The issue, which has an impact on the Indian IT industry, came up for discussion between Commerce and Industry Minister Anand Sharma and William Daley , Chief of Staff in the US administration here.

“He (Sharma) stressed on the need to make progress on the BTA and to mitigate the impact of discriminatory measures such as the Border Security Legislation and Zadroga Bill enacted last year, which would unfairly tax Indian companies,” a statement from India’s Commerce Ministry said.

Under the agreement, professionals of both the countries would be exempted from social security taxes when they go to work for a short period in the other country.

Sharma was here to attend India-USIBC meeting.
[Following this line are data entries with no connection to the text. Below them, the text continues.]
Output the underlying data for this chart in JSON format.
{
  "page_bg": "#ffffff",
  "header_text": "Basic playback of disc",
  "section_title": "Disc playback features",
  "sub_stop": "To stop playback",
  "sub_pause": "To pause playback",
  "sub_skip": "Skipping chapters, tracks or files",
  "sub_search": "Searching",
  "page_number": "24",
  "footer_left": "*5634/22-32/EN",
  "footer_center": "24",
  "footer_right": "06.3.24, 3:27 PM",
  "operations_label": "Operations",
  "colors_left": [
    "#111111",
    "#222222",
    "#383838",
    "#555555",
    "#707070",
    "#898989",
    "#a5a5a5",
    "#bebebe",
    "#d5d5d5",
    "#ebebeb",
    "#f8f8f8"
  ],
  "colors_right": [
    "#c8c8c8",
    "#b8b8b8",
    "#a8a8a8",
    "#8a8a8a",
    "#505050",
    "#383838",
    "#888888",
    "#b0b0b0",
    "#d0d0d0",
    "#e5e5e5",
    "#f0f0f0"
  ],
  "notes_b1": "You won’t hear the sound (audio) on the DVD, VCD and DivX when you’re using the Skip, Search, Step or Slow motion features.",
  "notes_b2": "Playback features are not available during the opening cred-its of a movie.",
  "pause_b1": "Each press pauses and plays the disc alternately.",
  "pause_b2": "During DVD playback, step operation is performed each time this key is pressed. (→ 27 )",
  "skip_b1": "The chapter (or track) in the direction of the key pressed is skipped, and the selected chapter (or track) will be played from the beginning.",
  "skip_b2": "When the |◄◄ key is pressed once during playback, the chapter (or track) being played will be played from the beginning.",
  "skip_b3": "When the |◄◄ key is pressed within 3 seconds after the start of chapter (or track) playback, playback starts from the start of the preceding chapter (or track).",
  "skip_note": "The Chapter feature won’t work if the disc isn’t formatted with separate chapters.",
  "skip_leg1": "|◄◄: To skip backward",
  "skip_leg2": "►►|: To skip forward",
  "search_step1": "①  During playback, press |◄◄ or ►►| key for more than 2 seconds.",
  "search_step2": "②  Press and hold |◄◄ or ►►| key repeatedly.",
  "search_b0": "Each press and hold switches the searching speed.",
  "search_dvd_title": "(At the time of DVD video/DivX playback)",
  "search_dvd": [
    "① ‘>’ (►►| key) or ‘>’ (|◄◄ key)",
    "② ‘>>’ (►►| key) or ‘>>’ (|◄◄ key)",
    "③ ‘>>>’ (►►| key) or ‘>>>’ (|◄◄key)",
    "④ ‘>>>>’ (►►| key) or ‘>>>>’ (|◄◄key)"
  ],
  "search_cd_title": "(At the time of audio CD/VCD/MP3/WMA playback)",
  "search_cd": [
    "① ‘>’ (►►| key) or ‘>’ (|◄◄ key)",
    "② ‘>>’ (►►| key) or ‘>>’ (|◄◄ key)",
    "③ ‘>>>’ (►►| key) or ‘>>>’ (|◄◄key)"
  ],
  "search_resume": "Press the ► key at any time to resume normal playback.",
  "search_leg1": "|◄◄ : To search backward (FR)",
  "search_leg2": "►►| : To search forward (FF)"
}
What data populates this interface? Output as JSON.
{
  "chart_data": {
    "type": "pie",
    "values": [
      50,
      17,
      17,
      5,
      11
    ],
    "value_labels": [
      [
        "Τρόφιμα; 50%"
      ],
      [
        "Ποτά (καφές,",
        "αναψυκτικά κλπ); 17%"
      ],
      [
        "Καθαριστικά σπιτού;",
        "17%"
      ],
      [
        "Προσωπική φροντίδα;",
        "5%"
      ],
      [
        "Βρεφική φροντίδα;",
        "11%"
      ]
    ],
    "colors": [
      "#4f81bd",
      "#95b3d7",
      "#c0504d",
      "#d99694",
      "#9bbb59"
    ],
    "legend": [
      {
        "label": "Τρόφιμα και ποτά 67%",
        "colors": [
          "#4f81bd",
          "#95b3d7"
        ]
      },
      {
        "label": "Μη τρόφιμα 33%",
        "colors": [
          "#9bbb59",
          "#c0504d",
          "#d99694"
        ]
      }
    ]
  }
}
Under the James Zadroga 9/11 Health and Compensation Act, last year, America had imposed 2 per cent tax on US government procurement from foreign companies and also extended the present visa fee on certain categories by one more year from 2014 to 2015.

The US had also hiked visa fees in certain categories of H1B and L1, which was mainly used by Indian IT professionals, to fund security measures along the US-Mexico border.

India has time and again said raised its concern on these issues. The USA’s move have caused considerable concern and apprehension in the USD 60 billion Indian IT industry, which gets over 60 per cent of its business from the US.

Further, Sharma has invited investments from the US in sectors like agriculture, infrastructure and agro-processing.

There is a requirement for investment to bring about the Second Green Revolution in India and to develop the agro-processing and food processing sectors, Sharma said.

“There are many gaps in the infrastructure which present opportunities for investment, especially in energy, roads and power,” he said, adding India will be spending around USD 1 trillion on the development of infrastructure in the next Five-Year Plan beginning in 2012.

He also emphasised on the need to give strength to the ongoing technological collaboration between the countries through institutional linkages and co-development of technologies.